Treat the patient as empyema. Pleural fluid protein, sugar, ldh along with serum protein, sugar, ldh are important for diagnosis and drainage of empyema. follow cultures. if required, correct coagulation and decide for drainage. Correct fluid/electrolyte as required for dengue treatment, follow hematocrit.

Pleural effusion, unless Significant or causing respiratory embarrassment/Desaturation/mediastinal shift does not indicate any intervention. Mild pleural effusion is common in Dengue due to serositis,and needs least specific intervention. Moderate effusion may accompany with complicated dengue infection,sepsis& multiorgan dysfunction. Biochemistry of fluid and patients platelet count and LFTs /Coagulation INR not mentioned. -Hemorrhagic pattern may be because of associated thrombocytopenia. -Empyematous collection needs higher spectrum Antibiotic cover. Rx- Continue Hydration/Supportive management /Antibiotic for secondary infection cover according to level of sepsis and multiorgan involement/Platelet transfusion if platelet count are low and bleeding manifestation. FFP if coagulopathy/Deranged LFTs/INR.

Its just a Dengue hemorrhagic fever so such findings.no tapping needed in such patients. just treat the patient not Reports. Iv fluid with monitoring of fly8d overload is the ideal treatment.n when necessary then platelets or PCVs. Nothing else.
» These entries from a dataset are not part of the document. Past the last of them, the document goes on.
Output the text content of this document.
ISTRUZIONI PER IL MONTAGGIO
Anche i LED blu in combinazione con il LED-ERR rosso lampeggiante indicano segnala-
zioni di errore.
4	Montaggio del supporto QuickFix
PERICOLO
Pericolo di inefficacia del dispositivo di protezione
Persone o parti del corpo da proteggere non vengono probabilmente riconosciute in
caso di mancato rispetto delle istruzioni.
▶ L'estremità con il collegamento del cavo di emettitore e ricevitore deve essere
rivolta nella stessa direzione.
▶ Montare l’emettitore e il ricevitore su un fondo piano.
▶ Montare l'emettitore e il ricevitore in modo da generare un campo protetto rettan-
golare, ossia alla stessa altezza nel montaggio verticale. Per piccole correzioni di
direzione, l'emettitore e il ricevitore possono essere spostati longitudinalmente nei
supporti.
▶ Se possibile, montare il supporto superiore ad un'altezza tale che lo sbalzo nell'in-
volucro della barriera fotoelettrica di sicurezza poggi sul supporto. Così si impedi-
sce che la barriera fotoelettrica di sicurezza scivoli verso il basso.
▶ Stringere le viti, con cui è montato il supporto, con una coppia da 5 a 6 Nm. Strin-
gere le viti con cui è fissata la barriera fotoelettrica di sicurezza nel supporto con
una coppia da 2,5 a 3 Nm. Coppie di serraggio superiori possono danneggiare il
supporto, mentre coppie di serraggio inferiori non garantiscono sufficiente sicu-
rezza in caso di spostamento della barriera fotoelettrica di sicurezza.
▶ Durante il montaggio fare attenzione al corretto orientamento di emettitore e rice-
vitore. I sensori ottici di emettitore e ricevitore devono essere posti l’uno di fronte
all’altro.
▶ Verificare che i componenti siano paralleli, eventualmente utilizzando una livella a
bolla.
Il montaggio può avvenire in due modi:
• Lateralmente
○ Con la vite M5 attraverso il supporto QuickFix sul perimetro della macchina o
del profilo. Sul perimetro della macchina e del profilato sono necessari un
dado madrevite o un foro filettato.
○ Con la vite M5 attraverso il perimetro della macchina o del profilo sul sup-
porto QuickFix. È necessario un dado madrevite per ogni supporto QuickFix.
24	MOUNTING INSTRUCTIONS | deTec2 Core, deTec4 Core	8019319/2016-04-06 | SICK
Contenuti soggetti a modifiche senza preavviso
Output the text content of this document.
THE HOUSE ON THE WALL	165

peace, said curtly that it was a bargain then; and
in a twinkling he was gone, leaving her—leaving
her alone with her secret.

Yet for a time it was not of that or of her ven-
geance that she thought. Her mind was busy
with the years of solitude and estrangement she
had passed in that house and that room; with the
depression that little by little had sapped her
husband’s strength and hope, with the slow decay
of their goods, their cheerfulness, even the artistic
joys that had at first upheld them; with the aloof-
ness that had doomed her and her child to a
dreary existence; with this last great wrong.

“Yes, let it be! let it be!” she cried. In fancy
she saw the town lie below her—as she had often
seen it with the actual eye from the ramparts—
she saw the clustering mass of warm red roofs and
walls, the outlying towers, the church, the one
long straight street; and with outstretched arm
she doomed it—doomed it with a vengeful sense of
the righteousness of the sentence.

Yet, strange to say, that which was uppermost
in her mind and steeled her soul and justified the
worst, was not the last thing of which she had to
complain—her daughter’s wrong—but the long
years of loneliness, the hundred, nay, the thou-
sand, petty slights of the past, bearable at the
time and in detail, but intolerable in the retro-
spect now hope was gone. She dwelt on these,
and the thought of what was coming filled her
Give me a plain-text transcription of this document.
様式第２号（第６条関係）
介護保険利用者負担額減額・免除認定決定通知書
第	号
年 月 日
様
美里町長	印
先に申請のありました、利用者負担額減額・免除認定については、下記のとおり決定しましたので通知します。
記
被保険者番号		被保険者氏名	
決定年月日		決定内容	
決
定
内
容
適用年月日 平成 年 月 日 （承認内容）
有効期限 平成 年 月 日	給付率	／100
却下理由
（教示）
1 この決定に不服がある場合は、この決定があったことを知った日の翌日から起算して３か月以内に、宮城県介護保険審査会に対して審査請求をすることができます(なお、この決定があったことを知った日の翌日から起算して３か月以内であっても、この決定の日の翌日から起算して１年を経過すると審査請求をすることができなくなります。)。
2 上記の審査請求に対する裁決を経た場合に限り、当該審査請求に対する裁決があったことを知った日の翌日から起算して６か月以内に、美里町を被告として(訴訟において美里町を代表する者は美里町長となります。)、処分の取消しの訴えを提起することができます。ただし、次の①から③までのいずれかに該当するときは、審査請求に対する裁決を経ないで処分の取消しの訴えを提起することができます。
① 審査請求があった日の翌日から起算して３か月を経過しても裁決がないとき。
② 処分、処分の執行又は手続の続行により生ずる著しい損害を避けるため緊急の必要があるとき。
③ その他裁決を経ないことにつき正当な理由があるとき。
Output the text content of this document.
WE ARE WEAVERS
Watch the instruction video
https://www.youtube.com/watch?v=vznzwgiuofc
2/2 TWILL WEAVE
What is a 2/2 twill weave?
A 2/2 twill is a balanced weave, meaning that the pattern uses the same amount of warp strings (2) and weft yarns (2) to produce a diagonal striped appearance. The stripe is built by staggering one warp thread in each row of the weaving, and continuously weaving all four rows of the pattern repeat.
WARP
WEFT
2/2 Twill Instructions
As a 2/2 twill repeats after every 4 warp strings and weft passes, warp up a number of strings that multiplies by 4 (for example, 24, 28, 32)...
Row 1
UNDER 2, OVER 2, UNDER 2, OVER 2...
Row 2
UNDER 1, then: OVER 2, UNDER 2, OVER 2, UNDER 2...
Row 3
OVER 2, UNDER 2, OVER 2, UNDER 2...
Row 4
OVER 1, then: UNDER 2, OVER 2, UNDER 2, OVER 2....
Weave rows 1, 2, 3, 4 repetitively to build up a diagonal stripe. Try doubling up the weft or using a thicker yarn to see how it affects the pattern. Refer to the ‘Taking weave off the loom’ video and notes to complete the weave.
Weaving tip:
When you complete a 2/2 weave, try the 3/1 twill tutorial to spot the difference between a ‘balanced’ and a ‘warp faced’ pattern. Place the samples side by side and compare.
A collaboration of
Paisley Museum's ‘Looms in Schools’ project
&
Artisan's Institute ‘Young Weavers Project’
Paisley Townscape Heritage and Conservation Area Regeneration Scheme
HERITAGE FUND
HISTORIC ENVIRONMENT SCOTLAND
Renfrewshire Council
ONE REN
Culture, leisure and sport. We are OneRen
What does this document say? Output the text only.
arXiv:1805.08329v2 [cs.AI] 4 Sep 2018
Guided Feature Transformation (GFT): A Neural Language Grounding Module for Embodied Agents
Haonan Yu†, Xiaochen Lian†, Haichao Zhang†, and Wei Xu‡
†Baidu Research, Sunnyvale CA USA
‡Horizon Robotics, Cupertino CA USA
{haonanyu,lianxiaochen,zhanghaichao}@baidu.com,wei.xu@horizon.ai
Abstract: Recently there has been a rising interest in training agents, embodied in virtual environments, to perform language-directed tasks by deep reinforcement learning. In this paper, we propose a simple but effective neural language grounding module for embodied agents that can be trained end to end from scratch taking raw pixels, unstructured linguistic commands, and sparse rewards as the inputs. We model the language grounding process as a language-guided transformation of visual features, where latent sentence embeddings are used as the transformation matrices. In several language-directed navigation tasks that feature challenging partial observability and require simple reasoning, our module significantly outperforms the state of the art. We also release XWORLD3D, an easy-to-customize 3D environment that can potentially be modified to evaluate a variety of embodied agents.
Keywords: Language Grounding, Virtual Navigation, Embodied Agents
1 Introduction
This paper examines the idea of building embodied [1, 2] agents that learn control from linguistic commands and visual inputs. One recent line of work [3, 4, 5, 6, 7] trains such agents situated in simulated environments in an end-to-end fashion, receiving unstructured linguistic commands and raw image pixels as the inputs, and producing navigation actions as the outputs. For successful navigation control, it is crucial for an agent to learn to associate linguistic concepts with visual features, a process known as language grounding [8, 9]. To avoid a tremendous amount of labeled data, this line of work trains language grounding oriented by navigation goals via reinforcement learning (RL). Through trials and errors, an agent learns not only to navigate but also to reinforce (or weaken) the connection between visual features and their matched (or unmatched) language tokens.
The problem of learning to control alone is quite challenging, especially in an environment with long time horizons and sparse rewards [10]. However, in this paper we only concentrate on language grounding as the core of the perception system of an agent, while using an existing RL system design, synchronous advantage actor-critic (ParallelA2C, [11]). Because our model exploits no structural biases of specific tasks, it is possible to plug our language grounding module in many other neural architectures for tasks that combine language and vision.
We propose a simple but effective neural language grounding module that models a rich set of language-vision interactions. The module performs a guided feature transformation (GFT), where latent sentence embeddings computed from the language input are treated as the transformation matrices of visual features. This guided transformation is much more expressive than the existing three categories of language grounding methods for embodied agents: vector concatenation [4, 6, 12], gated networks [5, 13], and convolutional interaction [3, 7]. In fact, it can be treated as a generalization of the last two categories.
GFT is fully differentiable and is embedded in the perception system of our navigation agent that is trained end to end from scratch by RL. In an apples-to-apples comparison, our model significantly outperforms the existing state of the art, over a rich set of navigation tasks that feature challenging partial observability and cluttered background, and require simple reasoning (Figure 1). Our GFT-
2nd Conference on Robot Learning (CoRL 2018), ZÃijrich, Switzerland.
Viral with pleural effusion, cytology is eosinophilia, rule out allergic reason & deworming also rule out malignancy.

To call it empyema is wrong until the culture is positive in pleural fluid, or atleat presence of organism on Gram Stain.

Wow, we now have a new new terminology.... culture negative empyema, based on visual acuity.

Refer to Light's classification of parapneumonic effusions (4th,5th,6th edition, its not new). Culture positivity is considered bad prgnostic marker.